RAFIKI FILM

Written by on September 24, 2018

They say that Wanuri Kahiu’s film Rafiki is controversial. The KFCB leadership banned it because it was “immoral” and “propagated Western Culture”. So when the court lifted the ban for seven days, I was there for the opening. Sunday, September 23 2018 found me at Prestige Plaza by 09:50h to catch the first public screening of this so called controversial movie. This post shall not contain spoilers, so still your beating heart.

Rafiki is a story about love, family, loyalty, community and leadership. It is largely a story about the Kenyan social fabric, with a special emphasis on the LGBTQIA society. If it were a regular love story, there would never be such hullabaloo about it because it would fit the preferred moral fabric of our beloved nation. The general expectation while watching the film was blatant lesbian sex scenes when in truth, there wasn’t any. I guess that’s a spoiler.

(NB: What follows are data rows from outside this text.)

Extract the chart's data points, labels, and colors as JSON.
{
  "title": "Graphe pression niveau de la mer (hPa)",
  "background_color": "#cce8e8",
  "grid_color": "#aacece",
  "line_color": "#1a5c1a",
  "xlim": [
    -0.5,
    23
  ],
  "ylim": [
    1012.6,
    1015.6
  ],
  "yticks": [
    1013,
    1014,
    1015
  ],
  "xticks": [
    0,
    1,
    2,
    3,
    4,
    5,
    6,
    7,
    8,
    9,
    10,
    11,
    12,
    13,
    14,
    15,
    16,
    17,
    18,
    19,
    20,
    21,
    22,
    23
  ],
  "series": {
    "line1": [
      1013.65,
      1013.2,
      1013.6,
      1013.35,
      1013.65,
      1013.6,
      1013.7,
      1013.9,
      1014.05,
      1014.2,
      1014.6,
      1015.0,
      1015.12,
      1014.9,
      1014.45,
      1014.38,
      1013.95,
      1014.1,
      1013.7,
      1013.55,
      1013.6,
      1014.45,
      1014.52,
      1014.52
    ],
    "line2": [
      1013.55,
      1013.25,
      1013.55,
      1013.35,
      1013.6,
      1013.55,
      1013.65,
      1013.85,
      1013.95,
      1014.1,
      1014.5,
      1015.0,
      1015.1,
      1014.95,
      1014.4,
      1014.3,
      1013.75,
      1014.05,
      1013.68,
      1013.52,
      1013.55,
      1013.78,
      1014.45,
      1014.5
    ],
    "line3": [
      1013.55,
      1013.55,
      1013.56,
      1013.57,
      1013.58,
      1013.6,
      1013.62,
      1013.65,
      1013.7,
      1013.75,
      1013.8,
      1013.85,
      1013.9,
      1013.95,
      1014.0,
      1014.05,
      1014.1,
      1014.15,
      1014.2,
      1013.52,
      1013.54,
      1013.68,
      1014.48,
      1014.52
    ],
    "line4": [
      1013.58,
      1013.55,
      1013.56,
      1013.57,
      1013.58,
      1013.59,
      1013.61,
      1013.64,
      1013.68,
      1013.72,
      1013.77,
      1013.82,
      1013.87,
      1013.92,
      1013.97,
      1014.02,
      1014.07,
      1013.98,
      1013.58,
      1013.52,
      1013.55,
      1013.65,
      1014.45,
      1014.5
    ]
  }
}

What made the film “controversial”, and I use this term loosely, is the fact that the love story is between two women as opposed to between a man and a woman. Which is very confusing because I thought love is a universal language, and that every human being has the free will to love whoever they choose to love. All Wanuri did was tell a love story in an artistic way and use a less mainstream form of love that threatens the status quo. In my opinion, there really was no need to ban the film in the first place, because the story told by Rafiki is not one we are unaware of.

The film itself checks all the right emotional boxes; through the lives of Kena and Ziki, we see what typical Kenyan experiences on a day to day are like for the common mwananchi. Wanuri draws you in and has you emotionally invested in Kena and Ziki’s lives, and it’s almost impossible for the regular Kenyan to fail at finding a connection between their own lives and those of the cast of the movie. Even when Kena and Ziki are persecuted for their choices in love, there is a striking similarity to how many Kenyans have been persecuted over the same. Whether it’s irregular or regular love, each and every one of us has suffered for it.

It’s a powerful story. A story in many ways shared by Kenyans from all walks of life. Told from the perspective of the minority. That’s the only reason anyone would label Rafiki a controversial movie – because let’s face it, the minority is always considered the exception to the norm. But as any society, Kenyans define their normal and policing it to fit a tailor made fabric may not work, as evidenced by the opening of Rafiki. I suspect the rest of the showings will be as packed as the opening because collectively, we all love a win.